Professor of English and Comparative Literature
IRWGS Core Faculty
Director of IRWGS, 2007-08, 2015

When we thought about what is the next stage for the study of gender and the study of gender and sexuality, it was really what we were already doing, which is to study it intersectionally with other aspects of social difference, whether they be race or class or sexuality or economics. Also collaborations with other programs, so we approached some of our cognate centers and institutes, IRAAS [Institute for Research in African American Studies], the African American studies, CSER [Center for the Study of Ethnicity and Race], [Institute for] Comparative Literature and Society and then the Barnard Center for Research on Women.
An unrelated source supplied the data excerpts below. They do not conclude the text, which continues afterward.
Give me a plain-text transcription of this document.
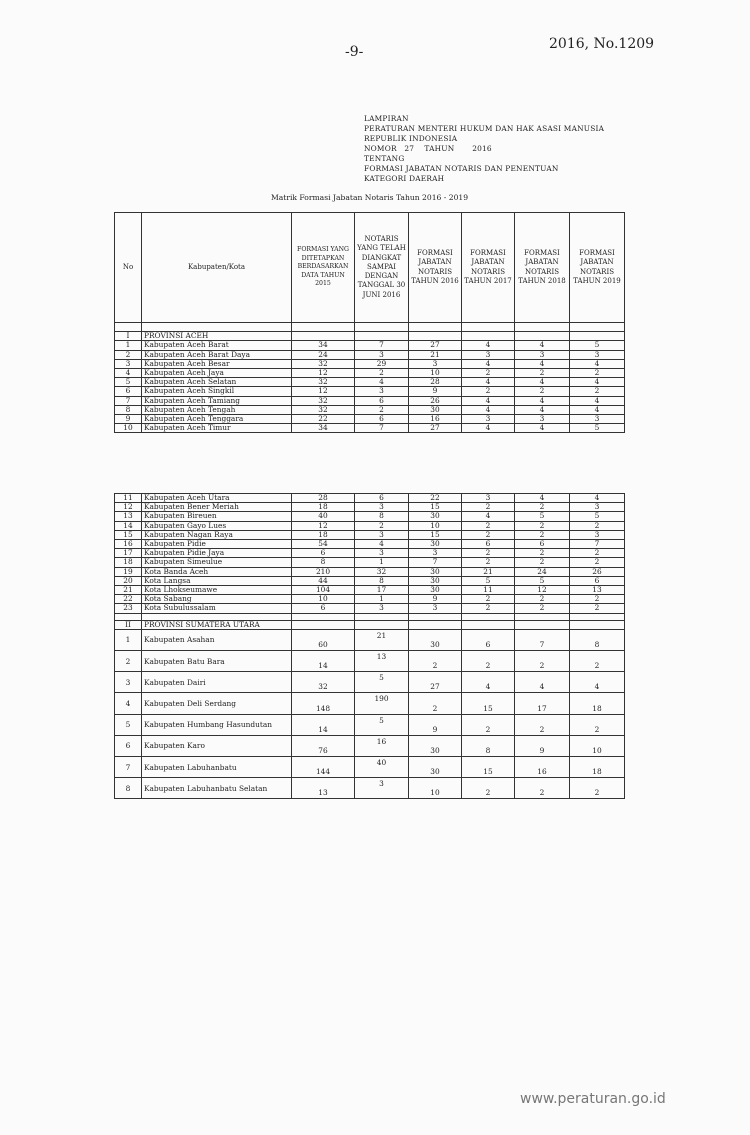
-9-	2016, No.1209
LAMPIRAN
PERATURAN MENTERI HUKUM DAN HAK ASASI MANUSIA
REPUBLIK INDONESIA
NOMOR   27    TAHUN       2016
TENTANG
FORMASI JABATAN NOTARIS DAN PENENTUAN
KATEGORI DAERAH
Matrik Formasi Jabatan Notaris Tahun 2016 - 2019
No	Kabupaten/Kota	FORMASI YANG DITETAPKAN BERDASARKAN DATA TAHUN 2015	NOTARIS YANG TELAH DIANGKAT SAMPAI DENGAN TANGGAL 30 JUNI 2016	FORMASI JABATAN NOTARIS TAHUN 2016	FORMASI JABATAN NOTARIS TAHUN 2017	FORMASI JABATAN NOTARIS TAHUN 2018	FORMASI JABATAN NOTARIS TAHUN 2019

I	PROVINSI ACEH						
1	Kabupaten Aceh Barat	34	7	27	4	4	5
2	Kabupaten Aceh Barat Daya	24	3	21	3	3	3
3	Kabupaten Aceh Besar	32	29	3	4	4	4
4	Kabupaten Aceh Jaya	12	2	10	2	2	2
5	Kabupaten Aceh Selatan	32	4	28	4	4	4
6	Kabupaten Aceh Singkil	12	3	9	2	2	2
7	Kabupaten Aceh Tamiang	32	6	26	4	4	4
8	Kabupaten Aceh Tengah	32	2	30	4	4	4
9	Kabupaten Aceh Tenggara	22	6	16	3	3	3
10	Kabupaten Aceh Timur	34	7	27	4	4	5
11	Kabupaten Aceh Utara	28	6	22	3	4	4
12	Kabupaten Bener Meriah	18	3	15	2	2	3
13	Kabupaten Bireuen	40	8	30	4	5	5
14	Kabupaten Gayo Lues	12	2	10	2	2	2
15	Kabupaten Nagan Raya	18	3	15	2	2	3
16	Kabupaten Pidie	54	4	30	6	6	7
17	Kabupaten Pidie Jaya	6	3	3	2	2	2
18	Kabupaten Simeulue	8	1	7	2	2	2
19	Kota Banda Aceh	210	32	30	21	24	26
20	Kota Langsa	44	8	30	5	5	6
21	Kota Lhokseumawe	104	17	30	11	12	13
22	Kota Sabang	10	1	9	2	2	2
23	Kota Subulussalam	6	3	3	2	2	2

II	PROVINSI SUMATERA UTARA						
1	Kabupaten Asahan	60	21	30	6	7	8
2	Kabupaten Batu Bara	14	13	2	2	2	2
3	Kabupaten Dairi	32	5	27	4	4	4
4	Kabupaten Deli Serdang	148	190	2	15	17	18
5	Kabupaten Humbang Hasundutan	14	5	9	2	2	2
6	Kabupaten Karo	76	16	30	8	9	10
7	Kabupaten Labuhanbatu	144	40	30	15	16	18
8	Kabupaten Labuhanbatu Selatan	13	3	10	2	2	2
www.peraturan.go.id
We said, “What if we formed this research center, would you want to participate with us?” They all said yes.

They’re not all of them as active as some of the others, and IRWGS is still the most active. We thought: well, we’re doing all the curricular stuff but what about studying new things and collaborating more around scholarship? So we approached the president of Columbia and he gave us some seed money to form this center.

The fact that we really wanted to have a more collaborative space I think was also attractive. I’ve devoted a lot of my energy to building that. It was always going to be for faculty, but also for graduate students. It was not going to be another programming unit that would just put on events because there’s so much of that here. They’re all great, but we can’t possibly split ourselves into little molecules to go to them all. It’s really going to be a more in depth, long range collaboration and working together in working groups.

I’ve been involved in two of them. One is Engendering Archives and the other one is on Women Mobilizing Memory, which is the more global one. Engendering Archives, which is one of the three first, is actually still going. It was initially a large mailing list of about forty people, with funding for three years, but it’s actually still meeting two or three times a semester and people have been reading each other’s books or presenting papers with a respondent—very, very in depth, fabulous discussions of people’s work. I think when you’re in a big university where a lot is going on, the trick is to find a space in which you can build a community and try to accomplish something that you really believe in. CSSD has been that kind of space for me, as well as the cultural memory seminar and then IRWGS in a larger way.

“…I didn’t feel there was enough outreach”

CHRISTIA MERCER

Gustave M. Berne Professor of Philosophy
IRWGS Core Faculty
IRWGS Director, 2000-01

In 2002 I was struck by the fact that the Institute for Research on Women and Gender was maybe a little bit overly focused on the research part as opposed to on the teaching part. We were teaching our classes and doing a perfectly good job as far as I could tell, but I didn’t feel that there was enough outreach. I felt that the people who already knew they were feminists were willing to find us in Schermerhorn Extension, but there are all of these other people out there who had feminist tendencies or not, as the case may be, that could be encouraged to think about gender in innovative and important ways. I didn’t really have a clear sense of it then because I really was fairly new to it all, but I was struck by—once I started reaching out to people—people around campus who had not been involved in IRWGS were more inclined to be involved than some of my colleagues had predicted.

I know a really good example. We used to have this series of lectures called Feminist Interventions, which I think was a way of encouraging people to think about their research in feminism…As a teacher, what I was really taken by was that, if you actually give people a good opportunity to be feminists, to think about gender, many of them will take you up on it and really absorb those lessons in a way that I think we don’t take seriously enough.